The Task Tool & Parallelism
Task is the built-in tool that spawns a subagent; emitting several Task calls in one turn runs those subagents concurrently, fanning out independent work.
How it works
The model passes Task a subagent_type (which agent) and a prompt (the job). Each call is an isolated child with its own context and tool loop; the parent blocks until results return, then continues.
| Param | Meaning |
|---|---|
subagent_type | general-purpose or a custom agent’s name |
prompt | the full, self-contained instruction |
description | a short label for the task (shown in UI) |
- Parallelism comes from one turn, multiple calls. When the model issues N
Taskcalls together, Claude Code runs them at once and gathers all results — wall-clock ≈ the slowest child, not the sum. - There’s a concurrency cap (a handful run truly in parallel; extras queue), so fan-out scales sub-linearly past that limit.
- Children are independent and isolated — they don’t share memory or see each other’s output, which is exactly why parallelizing them is safe: no shared state, no races. The classic map step of divide-and-conquer.

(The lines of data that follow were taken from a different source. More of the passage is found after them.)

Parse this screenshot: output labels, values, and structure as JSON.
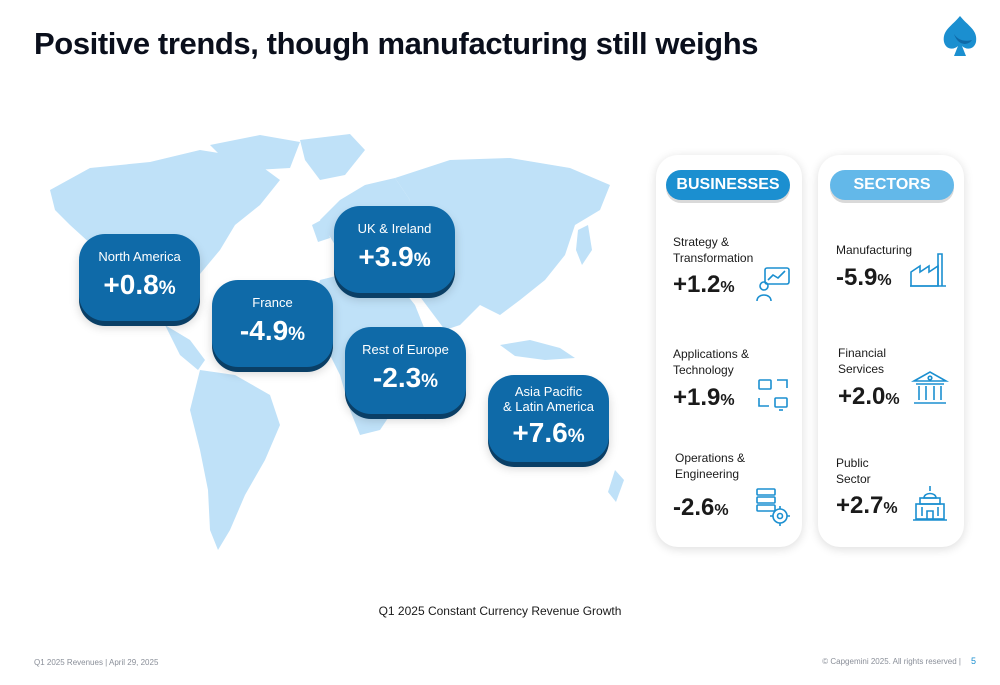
{
  "title": "Positive trends, though manufacturing still weighs",
  "brand_color": "#1b8fd0",
  "regions": [
    {
      "name": "North America",
      "value": "+0.8",
      "unit": "%"
    },
    {
      "name": "UK & Ireland",
      "value": "+3.9",
      "unit": "%"
    },
    {
      "name": "France",
      "value": "-4.9",
      "unit": "%"
    },
    {
      "name": "Rest of Europe",
      "value": "-2.3",
      "unit": "%"
    },
    {
      "name": "Asia Pacific",
      "name2": "& Latin America",
      "value": "+7.6",
      "unit": "%"
    }
  ],
  "businesses": {
    "heading": "BUSINESSES",
    "items": [
      {
        "line1": "Strategy &",
        "line2": "Transformation",
        "value": "+1.2",
        "unit": "%",
        "icon": "strategy-icon"
      },
      {
        "line1": "Applications &",
        "line2": "Technology",
        "value": "+1.9",
        "unit": "%",
        "icon": "devices-icon"
      },
      {
        "line1": "Operations &",
        "line2": "Engineering",
        "value": "-2.6",
        "unit": "%",
        "icon": "server-gear-icon"
      }
    ]
  },
  "sectors": {
    "heading": "SECTORS",
    "items": [
      {
        "line1": "Manufacturing",
        "line2": "",
        "value": "-5.9",
        "unit": "%",
        "icon": "factory-icon"
      },
      {
        "line1": "Financial",
        "line2": "Services",
        "value": "+2.0",
        "unit": "%",
        "icon": "bank-icon"
      },
      {
        "line1": "Public",
        "line2": "Sector",
        "value": "+2.7",
        "unit": "%",
        "icon": "government-building-icon"
      }
    ]
  },
  "caption": "Q1 2025 Constant Currency Revenue Growth",
  "footer": {
    "left": "Q1 2025 Revenues  |  April 29, 2025",
    "right": "© Capgemini 2025. All rights reserved  |",
    "page": "5"
  }
}
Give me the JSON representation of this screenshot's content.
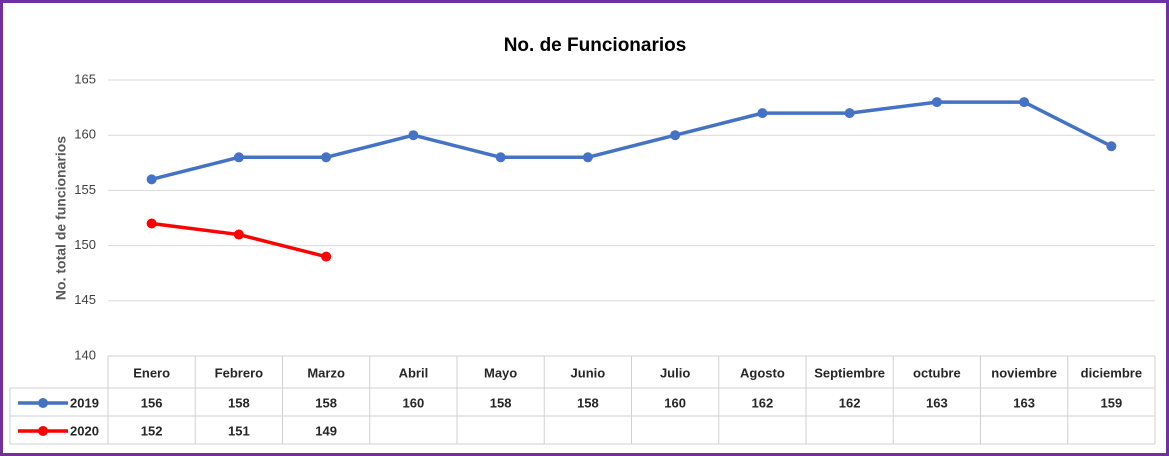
{
  "chart_data": {
    "type": "line",
    "title": "No. de Funcionarios",
    "y_label": "No. total de funcionarios",
    "categories": [
      "Enero",
      "Febrero",
      "Marzo",
      "Abril",
      "Mayo",
      "Junio",
      "Julio",
      "Agosto",
      "Septiembre",
      "octubre",
      "noviembre",
      "diciembre"
    ],
    "series": [
      {
        "name": "2019",
        "color": "#4472c4",
        "values": [
          156,
          158,
          158,
          160,
          158,
          158,
          160,
          162,
          162,
          163,
          163,
          159
        ]
      },
      {
        "name": "2020",
        "color": "#ff0000",
        "values": [
          152,
          151,
          149,
          null,
          null,
          null,
          null,
          null,
          null,
          null,
          null,
          null
        ]
      }
    ],
    "ylim": [
      140,
      165
    ],
    "yticks": [
      140,
      145,
      150,
      155,
      160,
      165
    ],
    "grid": true,
    "data_table": true
  }
}
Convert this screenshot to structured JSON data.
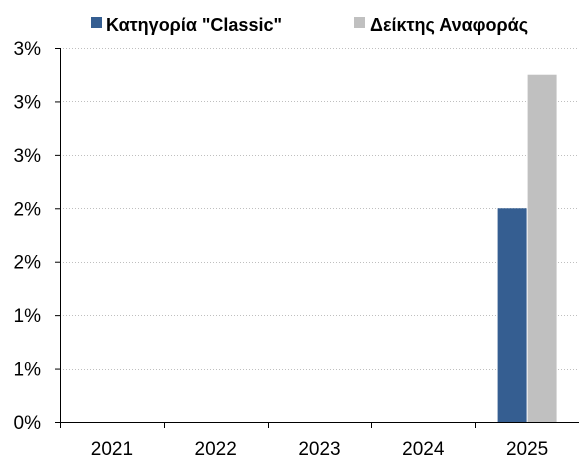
{
  "chart_data": {
    "type": "bar",
    "title": "",
    "xlabel": "",
    "ylabel": "",
    "categories": [
      "2021",
      "2022",
      "2023",
      "2024",
      "2025"
    ],
    "series": [
      {
        "name": "Κατηγορία \"Classic\"",
        "color": "#355e91",
        "values": [
          null,
          null,
          null,
          null,
          2.0
        ]
      },
      {
        "name": "Δείκτης Αναφοράς",
        "color": "#c0c0c0",
        "values": [
          null,
          null,
          null,
          null,
          3.25
        ]
      }
    ],
    "ylim": [
      0,
      3.5
    ],
    "y_tick_values": [
      0,
      0.5,
      1,
      1.5,
      2,
      2.5,
      3,
      3.5
    ],
    "y_tick_labels": [
      "0%",
      "1%",
      "1%",
      "2%",
      "2%",
      "3%",
      "3%",
      "3%"
    ],
    "grid": true,
    "legend_position": "top"
  }
}
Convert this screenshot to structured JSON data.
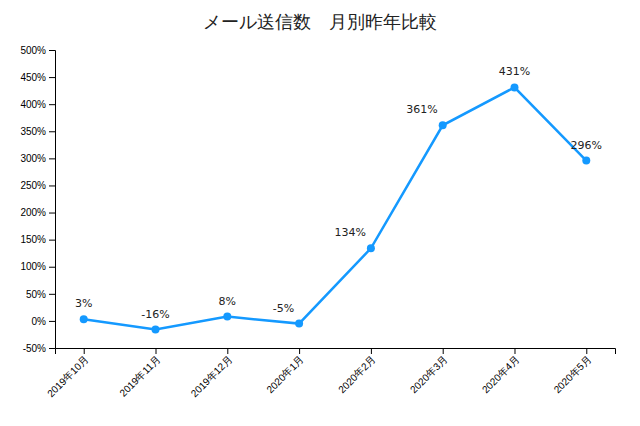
{
  "chart_data": {
    "type": "line",
    "title": "メール送信数　月別昨年比較",
    "categories": [
      "2019年10月",
      "2019年11月",
      "2019年12月",
      "2020年1月",
      "2020年2月",
      "2020年3月",
      "2020年4月",
      "2020年5月"
    ],
    "values": [
      3,
      -16,
      8,
      -5,
      134,
      361,
      431,
      296
    ],
    "value_labels": [
      "3%",
      "-16%",
      "8%",
      "-5%",
      "134%",
      "361%",
      "431%",
      "296%"
    ],
    "color": "#1499ff",
    "marker": "circle",
    "ylim": [
      -50,
      500
    ],
    "yticks": [
      {
        "value": -50,
        "label": "-50%"
      },
      {
        "value": 0,
        "label": "0%"
      },
      {
        "value": 50,
        "label": "50%"
      },
      {
        "value": 100,
        "label": "100%"
      },
      {
        "value": 150,
        "label": "150%"
      },
      {
        "value": 200,
        "label": "200%"
      },
      {
        "value": 250,
        "label": "250%"
      },
      {
        "value": 300,
        "label": "300%"
      },
      {
        "value": 350,
        "label": "350%"
      },
      {
        "value": 400,
        "label": "400%"
      },
      {
        "value": 450,
        "label": "450%"
      },
      {
        "value": 500,
        "label": "500%"
      }
    ],
    "grid": false,
    "data_labels": true
  }
}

- Results merge back into the parent as separate tool-result messages; the parent reconciles them.
Why it matters
Three independent reviews (security, performance, tests) run in roughly the time of one instead of three sequential passes — and each in its own context, so none pollutes the others or the main thread. This is the highest-leverage pattern for breadth-first work: survey many areas fast, then drill in. The constraint is that tasks must be genuinely independent — fan-out only helps when children don’t need each other’s results.
Example
Main agent (one turn, three Task calls dispatched together):
Task(security-reviewer, "Audit src/api/** for authz/injection")
Task(general-purpose, "Find N+1 query patterns in src/db/**")
Task(test-writer, "List untested public funcs in src/core/**")
── all three run concurrently in separate contexts ──
returns: 2 authz gaps │ 1 N+1 in orders.py │ 6 untested funcs
≈ time of the slowest child (not the sum); main context gains 3 short
summaries instead of three full investigations' worth of file reads.Sequencing instead (security → then perf → then tests) would triple the latency and stack all the intermediate reads — though it’s required when a later task depends on an earlier one’s finding.
Pitfalls
- Faking parallelism with dependent tasks. If task B needs A’s output, they can’t run together; the model must serialize them — forcing concurrency just makes B guess.
- Expecting unlimited fan-out. Past the concurrency cap, extra
Taskcalls queue; 20 agents don’t all run at once. - No shared scratch space. Two children can’t coordinate or dedupe work; if they overlap, you pay for the same reads twice.
- Aggregation is on you (the parent). Parallel children return raw summaries; reconciling conflicts or merging findings is the parent’s job, not automatic.